A study in refreshment

Sagar uses a recent brand refreshment exercise Voice carried out for regional real estate firm Property Brokers to demonstrate the difference between a ‘rebrand’ and a ‘refresh’.

A rebrand is where you change a brand’s whole identity from its core strategy up, he explains, whereas a refresh, as in this case, changes only what needs to be changed, leaving everything else intact.

“We kept much of the brand’s core DNA and updated the logotype to make it more contemporary. When you’re dealing with a brand as successful as Property Brokers, it’s important to use real discipline.”
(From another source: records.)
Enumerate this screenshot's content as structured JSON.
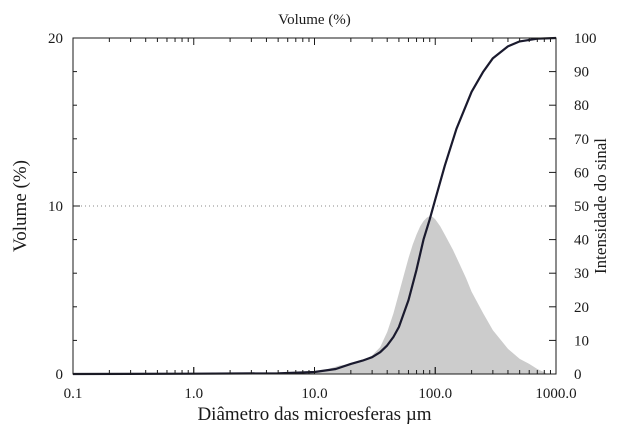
{
  "chart_data": {
    "type": "area",
    "title": "Volume (%)",
    "xlabel": "Diâmetro das microesferas µm",
    "ylabel_left": "Volume (%)",
    "ylabel_right": "Intensidade do sinal",
    "x_scale": "log",
    "xlim": [
      0.1,
      1000
    ],
    "ylim_left": [
      0,
      20
    ],
    "ylim_right": [
      0,
      100
    ],
    "x_ticks": [
      {
        "v": 0.1,
        "label": "0.1"
      },
      {
        "v": 1,
        "label": "1.0"
      },
      {
        "v": 10,
        "label": "10.0"
      },
      {
        "v": 100,
        "label": "100.0"
      },
      {
        "v": 1000,
        "label": "1000.0"
      }
    ],
    "y_ticks_left": [
      {
        "v": 0,
        "label": "0"
      },
      {
        "v": 10,
        "label": "10"
      },
      {
        "v": 20,
        "label": "20"
      }
    ],
    "y_ticks_right": [
      {
        "v": 0,
        "label": "0"
      },
      {
        "v": 10,
        "label": "10"
      },
      {
        "v": 20,
        "label": "20"
      },
      {
        "v": 30,
        "label": "30"
      },
      {
        "v": 40,
        "label": "40"
      },
      {
        "v": 50,
        "label": "50"
      },
      {
        "v": 60,
        "label": "60"
      },
      {
        "v": 70,
        "label": "70"
      },
      {
        "v": 80,
        "label": "80"
      },
      {
        "v": 90,
        "label": "90"
      },
      {
        "v": 100,
        "label": "100"
      }
    ],
    "reference_line": {
      "axis": "left",
      "y": 10,
      "style": "dotted"
    },
    "series": [
      {
        "axis": "left",
        "style": "filled-area",
        "color": "#cccccc",
        "points": [
          [
            8,
            0
          ],
          [
            10,
            0.1
          ],
          [
            13,
            0.3
          ],
          [
            16,
            0.5
          ],
          [
            20,
            0.6
          ],
          [
            25,
            0.8
          ],
          [
            30,
            1.1
          ],
          [
            35,
            1.6
          ],
          [
            40,
            2.5
          ],
          [
            45,
            3.6
          ],
          [
            50,
            4.8
          ],
          [
            55,
            5.9
          ],
          [
            60,
            6.9
          ],
          [
            65,
            7.7
          ],
          [
            70,
            8.3
          ],
          [
            75,
            8.8
          ],
          [
            80,
            9.1
          ],
          [
            85,
            9.3
          ],
          [
            90,
            9.4
          ],
          [
            95,
            9.35
          ],
          [
            100,
            9.2
          ],
          [
            110,
            8.8
          ],
          [
            120,
            8.3
          ],
          [
            140,
            7.4
          ],
          [
            160,
            6.5
          ],
          [
            180,
            5.7
          ],
          [
            200,
            4.9
          ],
          [
            250,
            3.6
          ],
          [
            300,
            2.6
          ],
          [
            400,
            1.5
          ],
          [
            500,
            0.9
          ],
          [
            600,
            0.6
          ],
          [
            700,
            0.3
          ],
          [
            800,
            0.1
          ],
          [
            850,
            0
          ]
        ]
      },
      {
        "axis": "right",
        "style": "line",
        "color": "#1a1a2e",
        "points": [
          [
            0.1,
            0
          ],
          [
            1,
            0.1
          ],
          [
            5,
            0.2
          ],
          [
            10,
            0.6
          ],
          [
            15,
            1.5
          ],
          [
            20,
            3
          ],
          [
            25,
            4
          ],
          [
            30,
            5
          ],
          [
            35,
            6.5
          ],
          [
            40,
            8.5
          ],
          [
            45,
            11
          ],
          [
            50,
            14
          ],
          [
            60,
            22
          ],
          [
            70,
            31
          ],
          [
            80,
            40
          ],
          [
            90,
            46
          ],
          [
            100,
            52
          ],
          [
            120,
            62
          ],
          [
            150,
            73
          ],
          [
            200,
            84
          ],
          [
            250,
            90
          ],
          [
            300,
            94
          ],
          [
            400,
            97.5
          ],
          [
            500,
            99
          ],
          [
            700,
            99.8
          ],
          [
            1000,
            100
          ]
        ]
      }
    ],
    "grid": false,
    "legend": "none"
  }
}
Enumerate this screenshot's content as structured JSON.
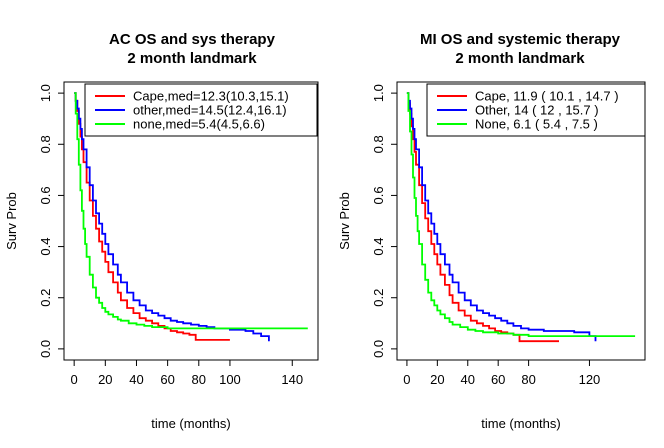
{
  "chart_data": [
    {
      "type": "line",
      "title": "AC OS and sys therapy",
      "subtitle": "2 month landmark",
      "xlabel": "time (months)",
      "ylabel": "Surv Prob",
      "xlim": [
        0,
        150
      ],
      "ylim": [
        0,
        1.0
      ],
      "x_ticks": [
        0,
        20,
        40,
        60,
        80,
        100,
        140
      ],
      "y_ticks": [
        0.0,
        0.2,
        0.4,
        0.6,
        0.8,
        1.0
      ],
      "y_tick_labels": [
        "0.0",
        "0.2",
        "0.4",
        "0.6",
        "0.8",
        "1.0"
      ],
      "grid": false,
      "legend_position": "top-right",
      "series": [
        {
          "name": "Cape,med=12.3(10.3,15.1)",
          "color": "#ff0000",
          "x": [
            0,
            1,
            2,
            3,
            4,
            5,
            6,
            8,
            10,
            12,
            14,
            16,
            18,
            20,
            22,
            25,
            28,
            30,
            34,
            38,
            42,
            46,
            50,
            54,
            58,
            62,
            66,
            70,
            74,
            78,
            82,
            86,
            90,
            95,
            100
          ],
          "y": [
            1.0,
            0.97,
            0.93,
            0.88,
            0.83,
            0.78,
            0.73,
            0.65,
            0.58,
            0.52,
            0.47,
            0.42,
            0.38,
            0.34,
            0.3,
            0.26,
            0.22,
            0.19,
            0.16,
            0.14,
            0.12,
            0.11,
            0.1,
            0.09,
            0.08,
            0.07,
            0.065,
            0.06,
            0.055,
            0.035,
            0.035,
            0.035,
            0.035,
            0.035,
            0.035
          ]
        },
        {
          "name": "other,med=14.5(12.4,16.1)",
          "color": "#0000ff",
          "x": [
            0,
            1,
            2,
            3,
            4,
            5,
            6,
            8,
            10,
            12,
            14,
            16,
            18,
            20,
            22,
            25,
            28,
            30,
            34,
            38,
            42,
            46,
            50,
            54,
            58,
            62,
            66,
            70,
            75,
            80,
            85,
            90,
            100,
            110,
            115,
            120,
            125
          ],
          "y": [
            1.0,
            0.97,
            0.94,
            0.9,
            0.86,
            0.82,
            0.78,
            0.71,
            0.64,
            0.58,
            0.53,
            0.49,
            0.45,
            0.41,
            0.37,
            0.33,
            0.29,
            0.26,
            0.22,
            0.19,
            0.17,
            0.15,
            0.14,
            0.13,
            0.12,
            0.11,
            0.105,
            0.1,
            0.095,
            0.09,
            0.085,
            0.08,
            0.075,
            0.07,
            0.06,
            0.05,
            0.03
          ]
        },
        {
          "name": "none,med=5.4(4.5,6.6)",
          "color": "#00ff00",
          "x": [
            0,
            1,
            2,
            3,
            4,
            5,
            6,
            7,
            8,
            10,
            12,
            14,
            16,
            18,
            20,
            22,
            25,
            28,
            30,
            35,
            40,
            45,
            50,
            60,
            70,
            80,
            100,
            120,
            150
          ],
          "y": [
            1.0,
            0.92,
            0.82,
            0.72,
            0.62,
            0.54,
            0.47,
            0.41,
            0.36,
            0.29,
            0.24,
            0.2,
            0.18,
            0.16,
            0.145,
            0.135,
            0.125,
            0.115,
            0.11,
            0.1,
            0.095,
            0.09,
            0.085,
            0.08,
            0.08,
            0.08,
            0.08,
            0.08,
            0.08
          ]
        }
      ]
    },
    {
      "type": "line",
      "title": "MI OS and systemic therapy",
      "subtitle": "2 month landmark",
      "xlabel": "time (months)",
      "ylabel": "Surv Prob",
      "xlim": [
        0,
        150
      ],
      "ylim": [
        0,
        1.0
      ],
      "x_ticks": [
        0,
        20,
        40,
        60,
        80,
        120
      ],
      "y_ticks": [
        0.0,
        0.2,
        0.4,
        0.6,
        0.8,
        1.0
      ],
      "y_tick_labels": [
        "0.0",
        "0.2",
        "0.4",
        "0.6",
        "0.8",
        "1.0"
      ],
      "grid": false,
      "legend_position": "top-right",
      "series": [
        {
          "name": "Cape, 11.9 ( 10.1 , 14.7 )",
          "color": "#ff0000",
          "x": [
            0,
            1,
            2,
            3,
            4,
            5,
            6,
            8,
            10,
            12,
            14,
            16,
            18,
            20,
            22,
            25,
            28,
            30,
            34,
            38,
            42,
            46,
            50,
            54,
            58,
            62,
            66,
            70,
            74,
            78,
            82,
            86,
            90,
            100
          ],
          "y": [
            1.0,
            0.96,
            0.92,
            0.87,
            0.82,
            0.77,
            0.72,
            0.64,
            0.57,
            0.51,
            0.46,
            0.41,
            0.37,
            0.33,
            0.29,
            0.25,
            0.21,
            0.18,
            0.15,
            0.13,
            0.11,
            0.1,
            0.09,
            0.08,
            0.07,
            0.065,
            0.06,
            0.055,
            0.03,
            0.03,
            0.03,
            0.03,
            0.03,
            0.03
          ]
        },
        {
          "name": "Other, 14 ( 12 , 15.7 )",
          "color": "#0000ff",
          "x": [
            0,
            1,
            2,
            3,
            4,
            5,
            6,
            8,
            10,
            12,
            14,
            16,
            18,
            20,
            22,
            25,
            28,
            30,
            34,
            38,
            42,
            46,
            50,
            54,
            58,
            62,
            66,
            70,
            75,
            80,
            90,
            100,
            110,
            120,
            124
          ],
          "y": [
            1.0,
            0.97,
            0.94,
            0.9,
            0.86,
            0.82,
            0.78,
            0.71,
            0.64,
            0.58,
            0.53,
            0.49,
            0.45,
            0.41,
            0.37,
            0.33,
            0.29,
            0.26,
            0.22,
            0.19,
            0.17,
            0.15,
            0.14,
            0.13,
            0.12,
            0.11,
            0.1,
            0.09,
            0.08,
            0.075,
            0.07,
            0.07,
            0.065,
            0.05,
            0.03
          ]
        },
        {
          "name": "None, 6.1 ( 5.4 , 7.5 )",
          "color": "#00ff00",
          "x": [
            0,
            1,
            2,
            3,
            4,
            5,
            6,
            7,
            8,
            10,
            12,
            14,
            16,
            18,
            20,
            22,
            25,
            28,
            30,
            35,
            40,
            45,
            50,
            60,
            70,
            80,
            100,
            120,
            150
          ],
          "y": [
            1.0,
            0.93,
            0.85,
            0.76,
            0.67,
            0.59,
            0.52,
            0.46,
            0.41,
            0.33,
            0.27,
            0.22,
            0.19,
            0.17,
            0.15,
            0.135,
            0.12,
            0.105,
            0.095,
            0.085,
            0.075,
            0.07,
            0.065,
            0.06,
            0.055,
            0.05,
            0.05,
            0.05,
            0.05
          ]
        }
      ]
    }
  ]
}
Flexibility was key, Sagar says. “It was evident to us that Property Brokers’ MD Tim Mordaunt was deeply passionate about the existing company values, so we adapted our approach to develop a refreshed brand that supported him. He was fantastic at championing his values, he just needed branding that gave him what he needed as a brand champion.”

Mordaunt says that it was clear that the company’s 25-year-old brand needed refreshing to handle the modern media environment.

“It was 20 years since the last one and it was time. The last time, it was all about print and radio and TV. Now it’s about mobile phones. It needed a revamp.”

Mordaunt describes the refresh as “a revisit to your soul, a look at your ethics and values”. “What makes you unique? Your strengths, your weaknesses, what’s the attitude in your company? We very much approached it that way.”

He says that was difficult at times. “The brand to me is extremely personal. We’re a family. It’s not a bureaucratic, robotic exercise.”

However, if it’s not difficult, you’re not doing it right, he says.

Positive outcomes

Mordaunt describes the relationship between Property Brokers and Voice as “overwhelmingly positive”. VOICE has authenticity, he says – “they were real”.

“Get them out of Auckland and you’d think you’ll get a bit of ‘bullsh*t and jellybeans’, but there was nothing like that.”

Property Brokers’ staff embraced the brand refresh says Tim, and on social media the brand is significantly better.

Marketing manager Tony Mordaunt believes the refresh was an opportunity to take stock of where they were as a company; its values and directions.

“It was a good chance to breathe new life into the company.”

Whether it’s refreshing or full rebranding, Voice has applied its decades of experience to many brands, including Frucor Suntory (formerly Frucor Beverages), Aunt Jean’s Dairy and O-I Glass.

Branding works because it literally changes what people think of a product, explains Sagar.

“Think of how Lewis Road Creamery redefined the value of milk and dairy products, or how Whittakers made their chocolate the true chocolate of chocolate lovers. Both brands work well because they establish value and values. They speak for the product before a consumer even tastes it.”

The recent Nike ad ‘Believe in something even if it means sacrificing everything’ is another example of work that has a strong point of view and makes a difference, adds Sagar.

“Again, Nike reminds us of their brand’s soul and purpose, a lesson to us all in this often unauthentic ‘instagram’ age about why we have brands and the value of authenticity.

“The brands listed above, as well as brands we’ve worked with like Property Brokers and Aunt Jean’s Dairy, represent excellence in branding via their authenticity which is genuine, and comes from the client.”